Effect of Graphite Powder Addition on Microstructure and Room Temperature Mechanical Properties of Ti-45Al-8Nb Alloys

Abstract

The enhancement of the mechanical properties of TiAl alloys through the introduction of a second-phase reinforcement is highly essential. In this paper, using graphite powder as a carbon source, the Ti2AlC phase is introduced to improve the compression and friction properties of the TiAl alloy. Concurrently, the effects of graphite powder additions on the microstructure and room-temperature mechanical properties of Ti-45Al-8Nb-xC (mass%) alloys are investigated. The results show that as the volume fraction of Ti2AlC and the interdendritic γ phase increases, the length–diameter ratio of the Ti2AlC phase decreases with increases in the graphite powder addition.
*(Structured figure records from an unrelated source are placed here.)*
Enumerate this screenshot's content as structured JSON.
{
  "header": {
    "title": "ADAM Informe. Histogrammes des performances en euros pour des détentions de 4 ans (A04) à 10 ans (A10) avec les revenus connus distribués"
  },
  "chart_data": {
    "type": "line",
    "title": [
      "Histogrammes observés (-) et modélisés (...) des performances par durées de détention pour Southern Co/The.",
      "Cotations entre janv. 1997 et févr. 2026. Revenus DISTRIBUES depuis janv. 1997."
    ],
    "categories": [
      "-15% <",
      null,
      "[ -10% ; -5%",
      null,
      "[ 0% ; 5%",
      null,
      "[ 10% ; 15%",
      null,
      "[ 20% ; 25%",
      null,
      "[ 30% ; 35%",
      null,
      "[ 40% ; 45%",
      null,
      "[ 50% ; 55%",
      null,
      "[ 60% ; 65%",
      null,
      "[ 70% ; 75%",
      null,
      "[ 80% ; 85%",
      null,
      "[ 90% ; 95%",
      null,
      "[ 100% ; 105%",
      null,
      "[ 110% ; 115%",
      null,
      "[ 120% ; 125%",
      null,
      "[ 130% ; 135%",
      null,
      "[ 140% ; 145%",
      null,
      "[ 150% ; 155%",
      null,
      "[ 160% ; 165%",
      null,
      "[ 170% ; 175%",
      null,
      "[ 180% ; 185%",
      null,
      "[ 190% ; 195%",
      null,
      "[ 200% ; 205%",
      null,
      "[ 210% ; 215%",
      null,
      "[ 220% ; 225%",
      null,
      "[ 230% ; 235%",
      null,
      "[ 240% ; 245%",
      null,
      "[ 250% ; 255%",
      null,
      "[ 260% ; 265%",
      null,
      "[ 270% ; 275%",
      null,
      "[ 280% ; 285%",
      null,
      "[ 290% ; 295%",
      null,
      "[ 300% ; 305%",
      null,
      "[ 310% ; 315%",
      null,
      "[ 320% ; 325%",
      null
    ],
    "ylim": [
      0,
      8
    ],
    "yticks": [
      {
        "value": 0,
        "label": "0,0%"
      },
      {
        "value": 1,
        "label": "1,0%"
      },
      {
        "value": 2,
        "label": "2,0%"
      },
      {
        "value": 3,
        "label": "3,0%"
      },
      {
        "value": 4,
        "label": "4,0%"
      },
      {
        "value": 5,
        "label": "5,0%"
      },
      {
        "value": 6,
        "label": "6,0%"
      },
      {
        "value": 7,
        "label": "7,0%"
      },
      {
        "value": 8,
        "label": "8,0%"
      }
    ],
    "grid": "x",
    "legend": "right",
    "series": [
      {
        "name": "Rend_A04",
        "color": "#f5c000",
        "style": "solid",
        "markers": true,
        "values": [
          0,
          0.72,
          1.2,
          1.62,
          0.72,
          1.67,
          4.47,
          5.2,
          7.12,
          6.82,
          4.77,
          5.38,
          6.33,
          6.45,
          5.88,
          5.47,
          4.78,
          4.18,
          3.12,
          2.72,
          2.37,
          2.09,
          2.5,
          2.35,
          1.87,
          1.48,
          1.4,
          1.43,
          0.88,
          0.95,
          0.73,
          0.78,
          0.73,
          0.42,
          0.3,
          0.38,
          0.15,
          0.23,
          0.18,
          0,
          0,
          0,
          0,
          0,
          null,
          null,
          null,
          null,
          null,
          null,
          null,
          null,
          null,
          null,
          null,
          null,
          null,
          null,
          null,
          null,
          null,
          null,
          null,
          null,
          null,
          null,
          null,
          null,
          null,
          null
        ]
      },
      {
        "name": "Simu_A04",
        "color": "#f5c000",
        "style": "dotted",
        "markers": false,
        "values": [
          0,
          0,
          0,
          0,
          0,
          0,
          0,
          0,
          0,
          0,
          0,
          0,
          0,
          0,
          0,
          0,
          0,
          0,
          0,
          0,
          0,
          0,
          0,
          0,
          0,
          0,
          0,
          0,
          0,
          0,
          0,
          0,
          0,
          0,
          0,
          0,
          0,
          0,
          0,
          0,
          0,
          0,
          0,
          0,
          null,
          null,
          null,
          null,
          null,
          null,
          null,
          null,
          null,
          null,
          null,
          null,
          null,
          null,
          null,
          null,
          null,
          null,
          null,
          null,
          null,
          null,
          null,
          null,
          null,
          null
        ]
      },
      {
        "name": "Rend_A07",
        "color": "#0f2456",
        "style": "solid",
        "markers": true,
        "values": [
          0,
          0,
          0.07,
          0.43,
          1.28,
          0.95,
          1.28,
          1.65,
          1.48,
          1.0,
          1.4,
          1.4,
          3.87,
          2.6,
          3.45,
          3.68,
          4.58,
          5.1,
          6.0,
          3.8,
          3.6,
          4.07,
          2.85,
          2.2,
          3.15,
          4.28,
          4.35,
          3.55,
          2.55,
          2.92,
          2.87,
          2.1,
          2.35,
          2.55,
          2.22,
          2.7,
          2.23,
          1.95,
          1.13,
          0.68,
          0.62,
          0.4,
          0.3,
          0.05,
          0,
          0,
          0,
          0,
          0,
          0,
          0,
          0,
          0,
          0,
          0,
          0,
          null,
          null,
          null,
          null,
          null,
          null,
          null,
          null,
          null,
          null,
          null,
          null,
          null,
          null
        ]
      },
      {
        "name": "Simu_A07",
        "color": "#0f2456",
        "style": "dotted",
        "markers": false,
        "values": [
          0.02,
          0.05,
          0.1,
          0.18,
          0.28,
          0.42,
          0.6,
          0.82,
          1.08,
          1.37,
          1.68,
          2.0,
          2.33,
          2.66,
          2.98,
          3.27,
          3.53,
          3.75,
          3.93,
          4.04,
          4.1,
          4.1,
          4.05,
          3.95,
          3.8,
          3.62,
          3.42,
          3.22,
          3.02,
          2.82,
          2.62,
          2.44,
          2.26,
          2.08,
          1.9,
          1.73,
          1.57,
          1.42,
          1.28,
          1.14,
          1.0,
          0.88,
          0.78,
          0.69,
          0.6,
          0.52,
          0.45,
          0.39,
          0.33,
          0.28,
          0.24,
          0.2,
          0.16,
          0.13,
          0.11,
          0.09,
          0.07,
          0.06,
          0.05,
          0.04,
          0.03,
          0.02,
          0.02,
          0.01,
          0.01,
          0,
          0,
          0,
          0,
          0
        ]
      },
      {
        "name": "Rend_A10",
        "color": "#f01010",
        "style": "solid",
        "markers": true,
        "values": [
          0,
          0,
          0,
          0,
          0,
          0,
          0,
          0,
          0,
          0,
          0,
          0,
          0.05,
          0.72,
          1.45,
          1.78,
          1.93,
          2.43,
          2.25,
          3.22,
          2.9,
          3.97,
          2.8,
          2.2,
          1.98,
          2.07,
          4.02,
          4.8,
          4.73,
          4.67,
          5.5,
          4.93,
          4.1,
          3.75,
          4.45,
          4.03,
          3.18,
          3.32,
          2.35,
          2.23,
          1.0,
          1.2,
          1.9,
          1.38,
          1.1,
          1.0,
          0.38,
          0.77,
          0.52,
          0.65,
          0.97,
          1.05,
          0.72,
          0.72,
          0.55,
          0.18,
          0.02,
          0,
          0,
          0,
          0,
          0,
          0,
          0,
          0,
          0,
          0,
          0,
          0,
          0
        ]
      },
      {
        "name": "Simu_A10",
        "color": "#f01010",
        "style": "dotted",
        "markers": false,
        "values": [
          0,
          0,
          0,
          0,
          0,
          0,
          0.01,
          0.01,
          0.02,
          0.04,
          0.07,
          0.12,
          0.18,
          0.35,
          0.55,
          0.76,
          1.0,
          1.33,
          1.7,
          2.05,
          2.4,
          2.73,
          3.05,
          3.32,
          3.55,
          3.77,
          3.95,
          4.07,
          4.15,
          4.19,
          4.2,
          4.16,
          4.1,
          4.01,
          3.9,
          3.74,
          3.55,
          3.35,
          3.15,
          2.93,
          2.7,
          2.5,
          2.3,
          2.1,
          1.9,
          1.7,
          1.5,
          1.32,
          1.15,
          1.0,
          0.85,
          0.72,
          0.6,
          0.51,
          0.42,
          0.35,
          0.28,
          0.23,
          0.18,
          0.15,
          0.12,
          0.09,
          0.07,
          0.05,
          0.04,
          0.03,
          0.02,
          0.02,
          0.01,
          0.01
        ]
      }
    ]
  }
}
The addition of graphite powder results in a refining effect on the grain size and lamellar spacing of the Ti-45Al-8Nb-xC (mass%) alloys. As the graphite powder content increases from 0 to 0.9 mass%, the microhardness increases from 557 HV to 647 HV. The room-temperature compressive strength and strain of the Ti-45Al-8Nb-xC (mass%) alloys first increase and then decrease with the addition of graphite powder. Specifically, when the content of graphite powder is 0.6 mass%, the alloy exhibits a maximum compressive strength and strain of 1652 MPa and 22.2%, respectively. Compared with the alloy without the graphite powder addition, the compressive strength and strain are improved by 37.7% and 62.1%, respectively. The wear resistance of the alloys is improved through the addition of graphite powder and the wear rate decreases from 5.062 to 2.125 × 10−4 mm3·N−1·m−1 as the content of graphite powder increases from 0 to 0.9 mass%.